Aug. 25 (Bloomberg) -- A technical error at CME Group Inc. prompted a four-hour trading halt at the world’s largest futures market, preventing buying and selling of contracts tied to major stock indexes, Treasuries, oil and gold.
CME Group was forced to suspend trading from 5 p.m. to 9 p.m. Chicago time yesterday on its Globex electronic market, according to statements on its website. Only Malaysian equity-index derivatives were available.
It was one of the longest exchange disruptions of 2014 and took place almost exactly a year after an Aug. 22, 2013, malfunction at Nasdaq OMX Group Inc. caused a three-hour halt for some of the biggest U.S. stocks, prompting U.S. securities regulators to demand exchanges improve their reliability. CME experienced a more than 90-minute trading halt on April 8 with some agricultural futures.

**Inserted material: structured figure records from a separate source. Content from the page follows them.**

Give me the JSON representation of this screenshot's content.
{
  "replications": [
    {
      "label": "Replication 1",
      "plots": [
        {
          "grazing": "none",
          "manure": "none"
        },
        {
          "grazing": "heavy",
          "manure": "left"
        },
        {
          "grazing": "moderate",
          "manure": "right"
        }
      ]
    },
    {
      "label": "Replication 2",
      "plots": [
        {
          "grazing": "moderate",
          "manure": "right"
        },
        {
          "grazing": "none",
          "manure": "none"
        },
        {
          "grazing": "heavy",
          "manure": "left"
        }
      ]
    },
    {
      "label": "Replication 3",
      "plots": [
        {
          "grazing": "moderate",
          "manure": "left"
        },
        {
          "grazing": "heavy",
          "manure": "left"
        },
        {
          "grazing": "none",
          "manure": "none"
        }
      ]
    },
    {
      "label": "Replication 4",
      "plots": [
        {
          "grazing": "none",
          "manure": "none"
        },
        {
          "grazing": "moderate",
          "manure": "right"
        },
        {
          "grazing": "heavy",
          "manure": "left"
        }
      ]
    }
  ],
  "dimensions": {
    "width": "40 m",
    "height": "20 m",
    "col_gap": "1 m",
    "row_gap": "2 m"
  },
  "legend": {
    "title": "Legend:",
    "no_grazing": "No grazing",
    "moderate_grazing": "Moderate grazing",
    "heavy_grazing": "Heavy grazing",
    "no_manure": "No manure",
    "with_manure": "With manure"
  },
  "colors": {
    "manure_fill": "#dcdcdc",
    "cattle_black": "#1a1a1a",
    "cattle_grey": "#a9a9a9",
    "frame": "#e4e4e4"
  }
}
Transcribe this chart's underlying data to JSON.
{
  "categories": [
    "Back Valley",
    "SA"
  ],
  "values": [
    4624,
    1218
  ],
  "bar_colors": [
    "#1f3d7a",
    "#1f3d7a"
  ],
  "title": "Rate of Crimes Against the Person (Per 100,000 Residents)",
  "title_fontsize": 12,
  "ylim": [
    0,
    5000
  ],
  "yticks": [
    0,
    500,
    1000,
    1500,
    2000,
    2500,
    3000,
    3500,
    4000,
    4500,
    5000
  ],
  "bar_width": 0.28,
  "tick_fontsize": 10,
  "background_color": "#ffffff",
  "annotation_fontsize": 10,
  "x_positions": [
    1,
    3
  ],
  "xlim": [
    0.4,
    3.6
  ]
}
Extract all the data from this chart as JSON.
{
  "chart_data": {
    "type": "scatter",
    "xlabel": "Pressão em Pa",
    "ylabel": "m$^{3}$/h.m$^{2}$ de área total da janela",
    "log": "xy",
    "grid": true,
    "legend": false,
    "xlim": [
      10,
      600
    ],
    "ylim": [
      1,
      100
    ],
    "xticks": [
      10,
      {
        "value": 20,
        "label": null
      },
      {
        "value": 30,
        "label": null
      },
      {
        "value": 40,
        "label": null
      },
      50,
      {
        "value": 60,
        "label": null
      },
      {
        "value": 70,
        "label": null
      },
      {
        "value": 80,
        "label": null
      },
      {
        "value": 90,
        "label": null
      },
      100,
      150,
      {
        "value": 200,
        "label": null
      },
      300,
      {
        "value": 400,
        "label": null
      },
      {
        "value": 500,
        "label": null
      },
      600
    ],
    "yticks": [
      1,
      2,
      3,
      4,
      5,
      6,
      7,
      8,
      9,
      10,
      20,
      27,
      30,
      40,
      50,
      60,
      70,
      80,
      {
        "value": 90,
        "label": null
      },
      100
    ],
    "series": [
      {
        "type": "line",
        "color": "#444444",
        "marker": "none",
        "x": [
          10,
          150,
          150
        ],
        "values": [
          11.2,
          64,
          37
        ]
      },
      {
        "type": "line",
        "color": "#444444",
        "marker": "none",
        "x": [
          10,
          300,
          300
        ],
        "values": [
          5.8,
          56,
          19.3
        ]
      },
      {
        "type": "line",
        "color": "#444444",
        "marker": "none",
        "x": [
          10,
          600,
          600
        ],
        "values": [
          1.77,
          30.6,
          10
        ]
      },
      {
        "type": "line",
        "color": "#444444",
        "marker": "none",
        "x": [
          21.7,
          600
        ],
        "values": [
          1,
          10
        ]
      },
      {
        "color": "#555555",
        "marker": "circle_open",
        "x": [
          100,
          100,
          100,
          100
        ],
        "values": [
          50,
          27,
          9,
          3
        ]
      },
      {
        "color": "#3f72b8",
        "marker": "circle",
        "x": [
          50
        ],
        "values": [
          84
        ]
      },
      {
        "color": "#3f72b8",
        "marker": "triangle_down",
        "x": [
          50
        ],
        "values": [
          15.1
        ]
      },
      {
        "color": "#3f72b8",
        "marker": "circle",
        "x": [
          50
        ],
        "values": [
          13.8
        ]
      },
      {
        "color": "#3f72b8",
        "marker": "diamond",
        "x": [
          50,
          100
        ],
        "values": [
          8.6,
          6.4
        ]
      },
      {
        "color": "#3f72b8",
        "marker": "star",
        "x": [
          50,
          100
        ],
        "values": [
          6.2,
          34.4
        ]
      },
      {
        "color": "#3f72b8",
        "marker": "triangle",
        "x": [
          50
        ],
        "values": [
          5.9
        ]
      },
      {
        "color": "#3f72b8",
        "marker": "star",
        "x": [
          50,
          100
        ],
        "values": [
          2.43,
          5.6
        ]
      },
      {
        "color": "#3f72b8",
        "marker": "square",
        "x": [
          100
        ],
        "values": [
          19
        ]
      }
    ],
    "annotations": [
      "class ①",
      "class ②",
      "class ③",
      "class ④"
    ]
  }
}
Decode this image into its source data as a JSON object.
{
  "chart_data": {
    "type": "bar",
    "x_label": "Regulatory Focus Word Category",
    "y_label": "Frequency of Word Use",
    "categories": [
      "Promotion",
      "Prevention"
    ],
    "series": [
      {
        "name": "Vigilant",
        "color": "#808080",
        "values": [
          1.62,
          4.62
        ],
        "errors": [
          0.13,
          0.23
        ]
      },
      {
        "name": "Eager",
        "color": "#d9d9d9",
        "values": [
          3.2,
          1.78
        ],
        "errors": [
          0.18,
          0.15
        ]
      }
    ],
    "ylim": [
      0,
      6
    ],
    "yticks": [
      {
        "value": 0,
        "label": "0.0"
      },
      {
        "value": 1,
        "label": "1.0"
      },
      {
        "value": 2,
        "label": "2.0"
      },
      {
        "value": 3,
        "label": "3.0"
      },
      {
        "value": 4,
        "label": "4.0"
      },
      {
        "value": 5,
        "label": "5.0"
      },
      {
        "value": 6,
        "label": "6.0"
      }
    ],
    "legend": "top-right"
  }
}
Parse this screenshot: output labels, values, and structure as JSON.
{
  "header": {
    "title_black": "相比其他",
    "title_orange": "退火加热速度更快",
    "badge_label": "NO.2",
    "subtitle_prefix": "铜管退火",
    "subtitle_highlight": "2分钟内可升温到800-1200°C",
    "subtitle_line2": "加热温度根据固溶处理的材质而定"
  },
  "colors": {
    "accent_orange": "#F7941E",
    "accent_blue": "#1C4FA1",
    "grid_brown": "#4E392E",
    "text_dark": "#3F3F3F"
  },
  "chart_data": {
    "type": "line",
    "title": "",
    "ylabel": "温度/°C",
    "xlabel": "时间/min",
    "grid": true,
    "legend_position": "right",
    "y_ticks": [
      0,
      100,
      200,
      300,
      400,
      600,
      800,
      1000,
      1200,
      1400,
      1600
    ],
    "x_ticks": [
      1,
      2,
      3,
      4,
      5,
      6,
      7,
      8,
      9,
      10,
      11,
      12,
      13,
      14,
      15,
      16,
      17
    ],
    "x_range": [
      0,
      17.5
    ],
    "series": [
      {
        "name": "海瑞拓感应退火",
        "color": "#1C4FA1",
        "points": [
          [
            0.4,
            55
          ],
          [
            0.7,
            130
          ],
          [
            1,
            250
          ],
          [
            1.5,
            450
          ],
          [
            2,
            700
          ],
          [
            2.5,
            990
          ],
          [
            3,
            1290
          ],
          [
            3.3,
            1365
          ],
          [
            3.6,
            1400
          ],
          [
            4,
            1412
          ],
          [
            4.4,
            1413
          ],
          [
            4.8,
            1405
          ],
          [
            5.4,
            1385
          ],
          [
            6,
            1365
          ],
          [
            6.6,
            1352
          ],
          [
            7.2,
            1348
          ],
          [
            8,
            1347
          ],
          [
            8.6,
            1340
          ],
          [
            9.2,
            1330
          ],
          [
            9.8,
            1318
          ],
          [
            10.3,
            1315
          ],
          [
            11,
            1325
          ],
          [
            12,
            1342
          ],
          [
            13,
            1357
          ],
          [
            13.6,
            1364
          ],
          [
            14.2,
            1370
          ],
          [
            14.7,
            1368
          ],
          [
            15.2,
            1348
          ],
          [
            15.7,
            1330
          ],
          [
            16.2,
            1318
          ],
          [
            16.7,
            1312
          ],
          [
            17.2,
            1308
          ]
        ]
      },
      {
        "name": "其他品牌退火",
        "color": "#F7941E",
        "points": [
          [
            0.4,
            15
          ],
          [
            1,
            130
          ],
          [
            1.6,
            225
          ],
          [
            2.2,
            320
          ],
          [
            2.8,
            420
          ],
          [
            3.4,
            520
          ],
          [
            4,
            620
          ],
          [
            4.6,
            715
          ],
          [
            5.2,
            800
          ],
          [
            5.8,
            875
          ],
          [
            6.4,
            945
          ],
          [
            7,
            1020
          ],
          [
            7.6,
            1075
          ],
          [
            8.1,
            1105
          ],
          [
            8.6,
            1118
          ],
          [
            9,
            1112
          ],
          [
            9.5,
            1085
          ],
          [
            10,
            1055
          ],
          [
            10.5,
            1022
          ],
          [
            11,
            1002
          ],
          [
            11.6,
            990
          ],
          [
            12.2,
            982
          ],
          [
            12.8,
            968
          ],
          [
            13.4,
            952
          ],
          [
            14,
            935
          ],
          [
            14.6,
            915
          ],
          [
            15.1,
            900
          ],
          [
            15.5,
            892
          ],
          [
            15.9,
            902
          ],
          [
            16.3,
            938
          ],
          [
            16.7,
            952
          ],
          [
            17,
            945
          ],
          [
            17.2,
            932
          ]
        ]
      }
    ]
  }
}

The shutdown was “not as disruptive as if it had been a problem during the U.S. and European trading hours,” Craig Pirrong, a professor at the University of Houston, said during an interview. “I’m sure that this will engender a look by CME of ‘Gee, how can we mitigate these problems going forward,’ but I’d have to think it won’t ever be possible to eliminate them.”
CME Group owns exclusive rights to Standard & Poor’s 500 Index futures, meaning contracts tied to one of the most-watched stock measures couldn’t trade during the disruption. The Chicago-based owner of the Chicago Mercantile Exchange and New York Mercantile Exchange also dominates trading of West Texas Intermediate crude oil futures and Treasury contracts.
“CME Globex markets were halted due to a technical issue resulting from planned software reconfigurations made over the weekend as part of ongoing technology enhancement projects,” Laurie Bischel, a Chicago-based spokeswoman for CME Group, said in an e-mailed statement. “All CME Globex markets are open and operating normally this morning and have been since trading began” at 9 p.m. Chicago time yesterday, she added.
Following the incident, CME Group’s shares rose 1.1 percent to $75.65 today, posting a fourth straight daily gain.
Traders were barred from using some of their favorite derivatives to bet on remarks from the annual central banker conference in Jackson Hole, Wyoming. Federal Reserve Chair Janet Yellen said labor markets still have further to heal before their economies can weather higher interest rates.
CME Group had a record 103.4 million contracts outstanding as of Aug. 7, according to a statement. Traders use futures to speculate on the price of underlying assets or hedge their portfolios. For instance, an investor who holds individual U.S. stocks or exchange-traded funds might sell an S&P 500 contract to protect against losses from broad market moves.
“Clients hate it,” said Evan Lucas, a Melbourne-based strategist at IG Ltd., a provider of equity-index, commodities and currencies trading, about the CME Group outage. “They couldn’t increase or, more importantly, shut positions, but there is nothing you can do.”
CME Group has mostly avoided the breakdowns that plagued U.S. stock markets, though its S&P 500 futures contract was identified by regulators as helping precipitate the flash crash of May 2010. In the stock market, U.S. Securities and Exchange Commission Chair Mary Jo White last year demanded that market operators improve their infrastructure and procedures to prevent additional malfunctions -- a move she made in the aftermath of the Nasdaq error.
Asset classes where there is also a spot market, such as precious metals, are less affected when futures are halted, said Jonathan Barratt, chief investment officer at Ayers Alliance Securities in Sydney. Investors can trade spot gold, silver, platinum and palladium in London while traders in China, the world’s largest consumer and producer, can buy and sell bullion on both the Shanghai Gold Exchange and Shanghai Futures Exchange.
“The biggest problem you might have is with some of the agricultural products, because people rely on it quite heavily,” Barratt said by phone before trading resumed at CME Group. “You’re taking away a risk transfer mechanism that people rely on.”